Friday, September 17, 2010

Meaningless data

According to the National Snow and Ice Data Center, arctic sea ice appears to have reached its annual minimum extent on 10 September.  The minimum ice extent was the third-lowest in the satellite record, after 2007 and 2008, the Center says, "and continues the trend of decreasing summer sea ice."

The big joke, of course, if you are into these things, is that arctic ice extent seems to run on a seventy year cycle, as well as being affected by short-term cycles which have more to do with wind patterns than they do temperature. Thus, a declining trend since the beginning of satellite data – which started in 1979 – is actually meaningless. Unless you know what happened in the previous cycle, you have no comparative base, and therefore you are just producing figures in isolation.

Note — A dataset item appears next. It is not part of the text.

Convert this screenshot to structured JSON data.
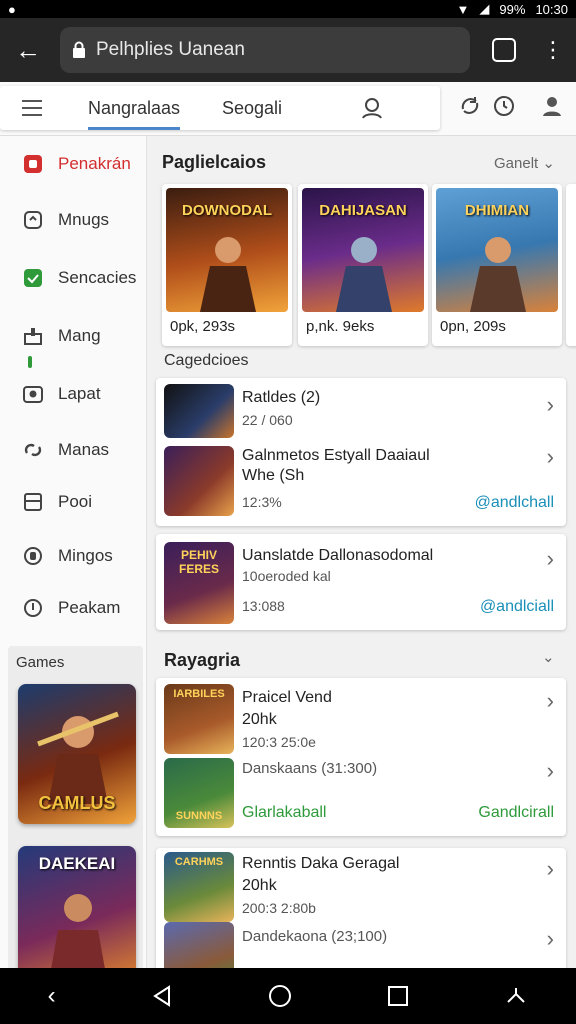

The very latest figure might tell us that the cycle is on the turn, and there is some slight evidence that we have passed the bottom end. We are, after all, just past the 70th anniversary of the surface raider Komet traversing the ice-bound northeast passage, on her way to the Pacific to sink Allied shipping.

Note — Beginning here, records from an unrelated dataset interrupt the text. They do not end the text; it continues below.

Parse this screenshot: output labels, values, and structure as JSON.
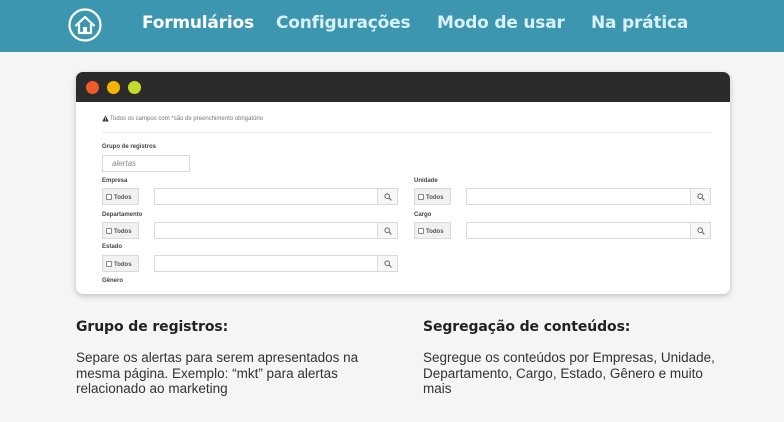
{
  "nav": {
    "items": [
      {
        "label": "Formulários",
        "active": true
      },
      {
        "label": "Configurações",
        "active": false
      },
      {
        "label": "Modo de usar",
        "active": false
      },
      {
        "label": "Na prática",
        "active": false
      }
    ],
    "home_icon": "home-icon",
    "bg_color": "#3d96b0"
  },
  "window": {
    "dots": [
      "#ef5b29",
      "#f4b400",
      "#c4d92e"
    ],
    "notice": "Todos os campos com *são de preenchimento obrigatório",
    "groups_label": "Grupo de registros",
    "groups_value": "alertas",
    "todos_label": "Todos",
    "fields": {
      "empresa": "Empresa",
      "unidade": "Unidade",
      "departamento": "Departamento",
      "cargo": "Cargo",
      "estado": "Estado",
      "genero": "Gênero"
    }
  },
  "sections": {
    "left": {
      "title": "Grupo de registros:",
      "body": "Separe os alertas para serem apresentados na mesma página. Exemplo: “mkt” para alertas relacionado ao marketing"
    },
    "right": {
      "title": "Segregação de conteúdos:",
      "body": "Segregue os conteúdos por Empresas, Unidade, Departamento, Cargo, Estado, Gênero e muito mais"
    }
  }
}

As we recalled earlier, she left Germany on 3 July 1940 with a crew of 270, sailed up the Norwegian coast and then, with the assistance of the Soviets, navigated the northern route, crossing the Bering Straits into the Pacific Ocean in early September. She returned safely to Germany on 30 November 1941, after sinking seven ships, only in 1942 to be sunk by British motor torpedo boats near the Cap de la Hague, with no survivors.

If seventy years ago, we'd been spending the time monitoring arctic ice instead of indulging in an orgy of killing, we might all be better off. But, since we did not, we don't have the information – and guessing isn't good enough.

The Russians though, who live with the ice - and suffer from the vagaries of the climate far more than we ever have - have collected a huge amount of data and are convinced (warning mega PDF) that there are long-period fluctuations in climatic conditions, and have evidence to demonstrate the existence of an approximately 60-year repeating pattern in the circumpolar Arctic zone.

Needless to say though, that doesn't stop the little boys and girls in NSIDC knowing better and making stupid statements. Why should they listen to the people who know what they are talking about when they can make complete idiots of themselves unaided? But I guess they are no more stupid than the people who listen to them.